The statistics on teen alcohol and drug use are scary.  According to the CDC’s 2013 Youth Risk Behavior Surveillance report, about 47% of 12th graders are drinking alcohol at least once per month, and 29.2% are binge drinking (having 5 or more drinks within a couple of hours) regularly.  In addition, 27.7% of 12th graders are using marijuana at least once per month and 21.3% have used a prescription drug (such as Oxycontin, Percocet, Vicodin, Codeine, Adderall, Ritalin or Xanax) that was not prescribed to them at least once.

For some parents, the warning signs are fairly obvious – your child comes home drunk or high, or you’ve found drug paraphernalia in their room.  However, the warning signs aren’t always as clear.  You know your child better than anyone, and you need to trust your instincts about whether they’re in trouble.

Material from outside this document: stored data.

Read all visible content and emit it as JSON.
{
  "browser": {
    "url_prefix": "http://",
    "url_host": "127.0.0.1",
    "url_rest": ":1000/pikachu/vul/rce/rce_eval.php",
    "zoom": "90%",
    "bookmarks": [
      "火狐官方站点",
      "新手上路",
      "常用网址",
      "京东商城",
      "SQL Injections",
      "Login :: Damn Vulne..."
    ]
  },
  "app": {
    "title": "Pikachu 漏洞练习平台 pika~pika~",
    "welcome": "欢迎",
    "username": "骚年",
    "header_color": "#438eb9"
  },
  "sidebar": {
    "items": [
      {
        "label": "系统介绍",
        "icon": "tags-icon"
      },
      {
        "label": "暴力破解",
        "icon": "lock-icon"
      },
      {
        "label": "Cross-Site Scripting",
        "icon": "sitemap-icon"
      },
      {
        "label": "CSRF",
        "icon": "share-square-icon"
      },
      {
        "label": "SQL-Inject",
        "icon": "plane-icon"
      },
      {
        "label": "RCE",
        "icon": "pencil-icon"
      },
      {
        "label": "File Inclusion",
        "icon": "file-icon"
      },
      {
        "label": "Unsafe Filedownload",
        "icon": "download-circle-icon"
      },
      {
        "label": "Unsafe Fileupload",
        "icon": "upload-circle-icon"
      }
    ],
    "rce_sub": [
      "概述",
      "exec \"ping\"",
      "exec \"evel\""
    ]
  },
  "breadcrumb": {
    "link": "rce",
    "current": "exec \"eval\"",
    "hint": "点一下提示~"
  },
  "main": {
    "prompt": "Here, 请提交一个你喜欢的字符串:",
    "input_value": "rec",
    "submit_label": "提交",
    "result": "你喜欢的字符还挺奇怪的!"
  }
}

Many parents explain away the early signs of drug or alcohol problems by thinking it is just typical teenage behavior.  And, yes, if your son or daughter is being argumentative and distancing themselves from their parents, it could mean nothing.  However, major changes in interests, behavior, friends and appearance are likely to be a symptom of a deeper problem.   Here are some of the most common indicators of alcohol or drug abuse:

  • Changes in appetite, sleep patterns or general health:  Both sudden weight loss and weight gain can accompany heavy drug or alcohol use, as can a new and unexplained chronic cough.  Frequent nosebleeds could be related to snorting meth or cocaine.  Nodding off is a common side effect of opioid or heroin use.
  • Changes in interests and friends:   Has your child stopped playing a sport they loved or lost interest in a hobby or activity that used to engross them?  Have the friends they’re hanging around with changed dramatically?  Have they withdrawn from family relationships they used to value?  Any of these can indicate escalating drug or alcohol use.
  • Major drop in academic performance:  If your child’s grades have suddenly plummeted, this can be a sign that they are skipping class or have lost their ability to focus on their school work.
  • Changes in appearance:  A sharp decline in personal grooming, bloodshot or glassy eyes, or pupils that are smaller or larger than normal should all be cause for alarm.
  • Acting strange:  Sudden personality or mood changes, extreme emotional highs and lows, hyperactive or lethargic behavior, incoherent or slurred speech, sudden coordination issues, and shakes, tremors or seizures are strong indicators that something is wrong.
  • Suspicious behavior:  Are they engaging in secretive or suspicious behavior, such as locking doors and avoiding eye contact?  Are they staying out much later than normal or sneaking out of the house?
  • Unusual smells:  Do you sometimes notice strange smells on your child, his clothes, or in his room?  Are they using incense, perfume or air freshener to hide the smell of smoke or drugs?
  • Missing money, valuables or prescription drugs:  Most teenagers start using opiates by raiding their parent’s or a friend’s parent’s medicine cabinet.  Once their drug or alcohol use expands beyond what they can get for free, some kids start stealing to support their habit.

If any of these indicators applies to your son or daughter, please don’t ignore the problem.  Drug and alcohol abuse kills.  In the United States, an average of 368 people die of alcohol or drug abuse every single day. 

If you suspect your child is in danger, educate yourself, consider talking with a counselor experienced with addiction issues, and choose a quiet time to have a calm, serious, loving conversation with your child about their drug or alcohol use.  The Partnership for Drug-Free Kids has prepared an excellent, 11-page guide you may find helpful called Intervention eBook:  What to do if your child is drinking or using drugs.